You can become utterly dependent on a new glamorous technology, be it cyber-space, artificial intelligence. . . It’ll enable you. It’ll move you forward. But does it create a potential achilles heel? Often it does.1
—Admiral James Stavridis
Artificial intelligence (AI) has become the technical focal point for advancing naval and Department of Defense (DoD) capabilities. Secretary of the Navy Carlos Del Toro listed AI first among his priorities for innovating U.S. naval forces. Chief of Naval Operations Admiral Michael Gilday listed it as his top priority during his Senate confirmation hearing.2 This focus is appropriate: AI offers many promising breakthroughs in battlefield capability and agility in decision-making.
Yet, the proposed advances come with substantial risk: automation—including AI—has persistent, critical vulnerabilities that must be thoroughly understood and adequately addressed if defense applications are to remain resilient and effective. Current state-of-the-art AI systems undergirding these advances are surprisingly fragile—that is, easily deceived or broken or prone to mistakes in high-pressure use.
Machine learning (ML) and especially modern “deep learning” methods—the very methods driving the advances that make AI an important focus area today—are distinctly vulnerable to deception and perturbation.3 Often, human-machine teaming is thought to be the solution to these issues, but such teaming itself is fraught and unexpectedly fragile in persistently problematic and counterintuitive ways.4
This foundation-level fragility is a potentially catastrophic flaw in warfighting systems. It undermines expectations, since new and seemingly capable systems appear to outperform existing technology under straightforward evaluation. However, failure modes in future applications are often invisible. Thus, AI proponents rightly claim major technological advances but often fail to adequately acknowledge the limitations of those advances. This in turn risks overreliance on technology that may fall significantly short of expectations.

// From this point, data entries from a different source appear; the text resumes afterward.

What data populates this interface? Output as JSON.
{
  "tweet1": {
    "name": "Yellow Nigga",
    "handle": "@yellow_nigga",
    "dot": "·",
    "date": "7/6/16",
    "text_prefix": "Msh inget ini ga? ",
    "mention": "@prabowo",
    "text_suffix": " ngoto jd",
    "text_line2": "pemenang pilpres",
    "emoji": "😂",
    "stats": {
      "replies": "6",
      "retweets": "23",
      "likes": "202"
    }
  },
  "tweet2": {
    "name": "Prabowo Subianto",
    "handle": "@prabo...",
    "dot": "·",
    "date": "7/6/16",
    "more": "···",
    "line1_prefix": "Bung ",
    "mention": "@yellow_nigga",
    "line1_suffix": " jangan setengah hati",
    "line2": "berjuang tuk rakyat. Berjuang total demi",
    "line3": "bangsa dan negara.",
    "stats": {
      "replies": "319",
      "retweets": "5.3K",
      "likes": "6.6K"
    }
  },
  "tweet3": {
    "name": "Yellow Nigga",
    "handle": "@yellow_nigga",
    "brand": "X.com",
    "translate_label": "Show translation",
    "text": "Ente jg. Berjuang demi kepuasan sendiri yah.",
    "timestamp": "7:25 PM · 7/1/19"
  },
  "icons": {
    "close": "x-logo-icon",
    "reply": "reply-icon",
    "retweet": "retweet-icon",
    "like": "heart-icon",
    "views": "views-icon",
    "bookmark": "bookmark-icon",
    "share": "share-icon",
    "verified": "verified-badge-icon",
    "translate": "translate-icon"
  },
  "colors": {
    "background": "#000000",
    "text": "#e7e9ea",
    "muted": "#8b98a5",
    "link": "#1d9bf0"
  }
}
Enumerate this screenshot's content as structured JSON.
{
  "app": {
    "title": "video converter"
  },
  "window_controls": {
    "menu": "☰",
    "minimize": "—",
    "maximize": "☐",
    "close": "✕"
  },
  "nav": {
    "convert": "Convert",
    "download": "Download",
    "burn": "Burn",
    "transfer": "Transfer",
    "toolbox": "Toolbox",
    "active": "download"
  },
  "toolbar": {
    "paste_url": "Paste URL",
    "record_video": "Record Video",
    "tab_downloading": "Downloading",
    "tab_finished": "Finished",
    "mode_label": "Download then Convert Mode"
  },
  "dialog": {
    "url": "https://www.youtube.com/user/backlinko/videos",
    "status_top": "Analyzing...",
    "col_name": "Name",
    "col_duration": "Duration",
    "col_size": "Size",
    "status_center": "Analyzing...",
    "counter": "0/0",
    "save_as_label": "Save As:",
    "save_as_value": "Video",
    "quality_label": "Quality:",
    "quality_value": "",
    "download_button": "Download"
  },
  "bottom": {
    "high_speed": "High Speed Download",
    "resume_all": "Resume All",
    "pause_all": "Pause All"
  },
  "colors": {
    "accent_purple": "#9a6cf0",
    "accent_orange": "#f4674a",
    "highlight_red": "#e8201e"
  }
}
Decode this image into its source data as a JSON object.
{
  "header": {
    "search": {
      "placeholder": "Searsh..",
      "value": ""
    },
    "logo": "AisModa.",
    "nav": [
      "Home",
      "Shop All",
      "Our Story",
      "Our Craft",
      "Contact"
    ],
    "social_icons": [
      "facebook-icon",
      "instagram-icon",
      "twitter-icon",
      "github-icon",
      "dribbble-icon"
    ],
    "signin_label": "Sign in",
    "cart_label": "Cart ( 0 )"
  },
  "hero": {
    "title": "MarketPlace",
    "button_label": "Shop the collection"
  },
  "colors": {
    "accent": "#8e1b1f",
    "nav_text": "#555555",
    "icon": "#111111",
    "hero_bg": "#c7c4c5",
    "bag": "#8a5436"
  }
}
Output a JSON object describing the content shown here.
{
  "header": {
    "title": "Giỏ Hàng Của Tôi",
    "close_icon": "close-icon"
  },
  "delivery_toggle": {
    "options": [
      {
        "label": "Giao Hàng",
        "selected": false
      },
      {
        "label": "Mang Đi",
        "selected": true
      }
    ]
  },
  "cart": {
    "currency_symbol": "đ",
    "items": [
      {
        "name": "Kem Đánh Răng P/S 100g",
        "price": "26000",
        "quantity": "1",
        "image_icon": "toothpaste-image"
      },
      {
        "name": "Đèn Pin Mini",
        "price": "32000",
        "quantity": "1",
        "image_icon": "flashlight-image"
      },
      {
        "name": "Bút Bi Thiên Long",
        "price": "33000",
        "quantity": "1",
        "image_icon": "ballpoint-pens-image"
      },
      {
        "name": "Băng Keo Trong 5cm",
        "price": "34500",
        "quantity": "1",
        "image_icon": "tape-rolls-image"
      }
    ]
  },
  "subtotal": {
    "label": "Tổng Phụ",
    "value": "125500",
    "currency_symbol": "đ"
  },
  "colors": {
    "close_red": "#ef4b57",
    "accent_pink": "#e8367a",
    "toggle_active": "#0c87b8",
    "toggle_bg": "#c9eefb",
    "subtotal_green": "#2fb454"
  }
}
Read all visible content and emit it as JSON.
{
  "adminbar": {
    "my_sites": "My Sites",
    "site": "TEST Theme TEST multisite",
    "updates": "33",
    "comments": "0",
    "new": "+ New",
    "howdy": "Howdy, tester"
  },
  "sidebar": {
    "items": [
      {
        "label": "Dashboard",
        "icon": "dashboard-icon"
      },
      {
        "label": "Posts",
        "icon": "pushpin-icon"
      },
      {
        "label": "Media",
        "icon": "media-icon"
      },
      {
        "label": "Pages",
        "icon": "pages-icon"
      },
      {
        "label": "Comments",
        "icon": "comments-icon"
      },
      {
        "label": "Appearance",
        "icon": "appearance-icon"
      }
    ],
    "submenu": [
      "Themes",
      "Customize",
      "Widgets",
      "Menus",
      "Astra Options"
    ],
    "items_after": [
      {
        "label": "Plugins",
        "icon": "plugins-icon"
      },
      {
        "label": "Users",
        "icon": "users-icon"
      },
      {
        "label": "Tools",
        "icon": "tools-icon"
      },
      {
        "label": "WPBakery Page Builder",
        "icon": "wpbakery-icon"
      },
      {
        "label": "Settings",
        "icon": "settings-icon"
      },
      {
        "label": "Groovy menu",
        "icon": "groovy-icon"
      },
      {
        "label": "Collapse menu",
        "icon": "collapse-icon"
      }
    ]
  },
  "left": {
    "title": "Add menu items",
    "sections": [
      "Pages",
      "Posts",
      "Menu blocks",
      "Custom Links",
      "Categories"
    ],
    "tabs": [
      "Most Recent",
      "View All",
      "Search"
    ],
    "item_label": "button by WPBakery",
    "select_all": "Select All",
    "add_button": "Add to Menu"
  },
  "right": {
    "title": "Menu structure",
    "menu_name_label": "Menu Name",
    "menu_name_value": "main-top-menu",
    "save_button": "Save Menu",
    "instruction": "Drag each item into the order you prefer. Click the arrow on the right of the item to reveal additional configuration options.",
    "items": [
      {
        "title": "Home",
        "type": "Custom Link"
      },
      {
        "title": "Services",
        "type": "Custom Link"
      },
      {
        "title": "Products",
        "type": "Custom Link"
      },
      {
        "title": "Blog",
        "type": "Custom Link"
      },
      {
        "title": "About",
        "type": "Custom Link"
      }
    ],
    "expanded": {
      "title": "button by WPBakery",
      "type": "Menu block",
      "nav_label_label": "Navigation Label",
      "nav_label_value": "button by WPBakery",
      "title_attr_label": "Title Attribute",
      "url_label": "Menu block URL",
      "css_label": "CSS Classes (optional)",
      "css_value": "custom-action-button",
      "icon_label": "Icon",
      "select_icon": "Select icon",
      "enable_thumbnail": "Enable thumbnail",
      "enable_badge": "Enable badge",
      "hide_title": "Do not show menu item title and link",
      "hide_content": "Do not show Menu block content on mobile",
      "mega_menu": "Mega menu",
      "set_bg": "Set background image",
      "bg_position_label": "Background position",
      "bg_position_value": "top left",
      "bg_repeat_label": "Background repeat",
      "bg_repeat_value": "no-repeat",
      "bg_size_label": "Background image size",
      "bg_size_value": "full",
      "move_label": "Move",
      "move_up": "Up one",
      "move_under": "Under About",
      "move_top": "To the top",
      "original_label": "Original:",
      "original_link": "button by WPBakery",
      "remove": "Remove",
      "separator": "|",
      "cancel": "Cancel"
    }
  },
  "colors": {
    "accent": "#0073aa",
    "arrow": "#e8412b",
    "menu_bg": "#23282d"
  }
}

Consider this quote from General Mike Murray, commanding general of Army Futures Command and a leader in DoD technology adoption, during a recent radio interview:
I can’t imagine an automated target recognition system not doing a better job than human memory can do. . . Say you had to have a 90 percent success rate on flash cards to qualify to sit in that gunner’s seat. With the right training data and right training, I can’t imagine not being able to get a system, an algorithm, to be able to do better than 90 percent in terms of saying this is the type of vehicle you are looking at and then allowing that human to make the decision on whether it is right or not and then pull the trigger.5
This statement reflects a failure of imagination about the limits of AI and the difficulties in the hand-off between humans and automation. The claims of “success rate” are derived from limited-scope experiments and do not provide a dependable case that such systems are ready for deployment, even on a trial basis. Instead, a careful examination of technological reality is needed. Such an examination must consider pitfalls and lessons learned from the past half century of implementing automation in large critical-domain systems (such as aviation, manufacturing, and industrial control systems). There are many challenges that arise in such systems, and a stronger case for adoption comes with understanding these inherent issues.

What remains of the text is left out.